Can AI tongues help make medications taste better?
One of the biggest obstacles in pediatric care? When medication tastes bad.
At first glance, the taste problem may seem trivial. Yes, children can be picky when it comes to food and flavor, but surely that shouldn’t be a grave concern.
However, when taste is a deterrent from taking a medication, that can mean treatment interruption.
Especially when it comes to long-term adherence to regimens for conditions like HIV or tuberculosis, the stakes of taste can be high. After all, the consequences of not sticking to a treatment for these conditions can mean treatment failure or even antimicrobial resistance.
This is why researchers are pursuing the issue of taste for children’s medications. One of their research tools? An AI-enabled electronic tongue.
Taste in drug development: A crash course
Determining the taste of a medication is a key step in the drug development process.
Surveys of pediatricians have revealed that the unpleasant taste of a medication is the biggest barrier to treatment adherence in the specialty. This is such a pressing issue that the EU and US have both introduced legislative incentives for addressing this issue in drug development.
One of the biggest ways drug developers have worked to address this issue is by masking the unpleasant or neutral taste of active pharmaceutical ingredients (API) in medications.
While that may sound simple, it’s not quite as easy as adding a little more salt or sugar to a dish and magically balancing out the flavor profile. Strategies for taste-masking in pharmaceuticals include the following industrial techniques:
- Organoleptic methods: The addition of sweeteners, flavors, and bitterness blockers
- Polymer coating: Adding a coating to a pill that blocks taste receptor contact with the drug particles in the mouth
- Microencapsulation: Covering just the bitter API ingredient(s) in a polymer membrane instead of the whole medication
- Hot-melt extrusion: Mixing the bitter API ingredient(s) with the rest in a dry state and then mixed in a melted state
- Complexation: The use of cyclodextrin or ion exchange resins in a drug formula, which prevents direct contact between the drug and taste buds
- Spray-drying: Another approach to physical barrier coating on a drug
As you can imagine, with so many taste-masking techniques, it can take time to determine the right touch for each drug. Usually, drugs are first assessed in a lab and receive a taste rating. Then they go out for taste trials, which take a lot of time and resources.
How the electronic tongue works
Whenever a lot of trial and error is involved in a discovery process, AI can be a wonderful tool for predicting more promising paths to pursue. In the case of medication taste tests, it’s no different.
But how do researchers gather the taste data to train an AI model? Especially since taste as a sense is challenging to standardize.
That’s where the University College London electronic tongue comes in.
E-tongues in themselves are not new technology. They’ve been used for years to help analyze taste in the food and pharmaceutical industries. They consist of an array of chemical sensors that mimic the processing of taste receptors and the information they send to different parts of the brain.
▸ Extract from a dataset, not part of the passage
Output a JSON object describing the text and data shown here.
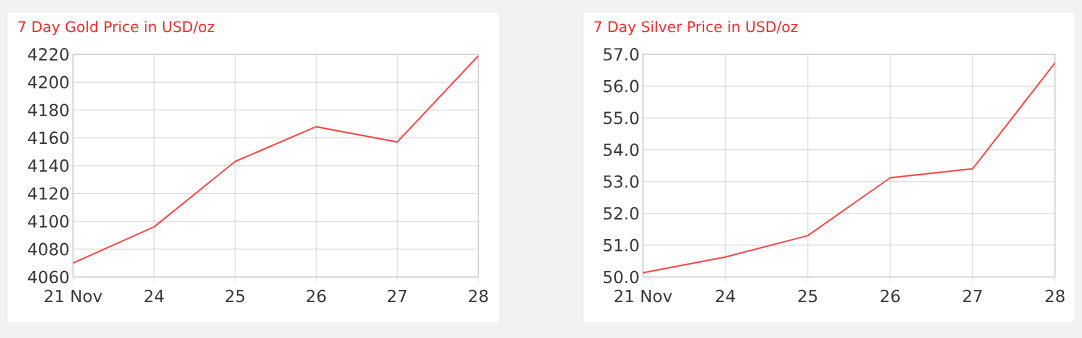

But this e-tongue is turbo-charged through its partnership with AI.
The UCL e-tongue collects data that feed into the researchers’ model. The model then sorts through the chemical descriptors behind taste and maps out the likely level of bitterness of the resulting drug.
Eventually, the researchers hope they won’t even need to use the e-tongue—as fascinating as it is—and will just be able to rely on the model.
As a bonus, the researchers are making the AI model an open access tool, allowing it to improve and speed up this aspect of drug development across the world. Given that antimicrobial resistance is a global problem, we laud them for this collaborative, forward-thinking decision.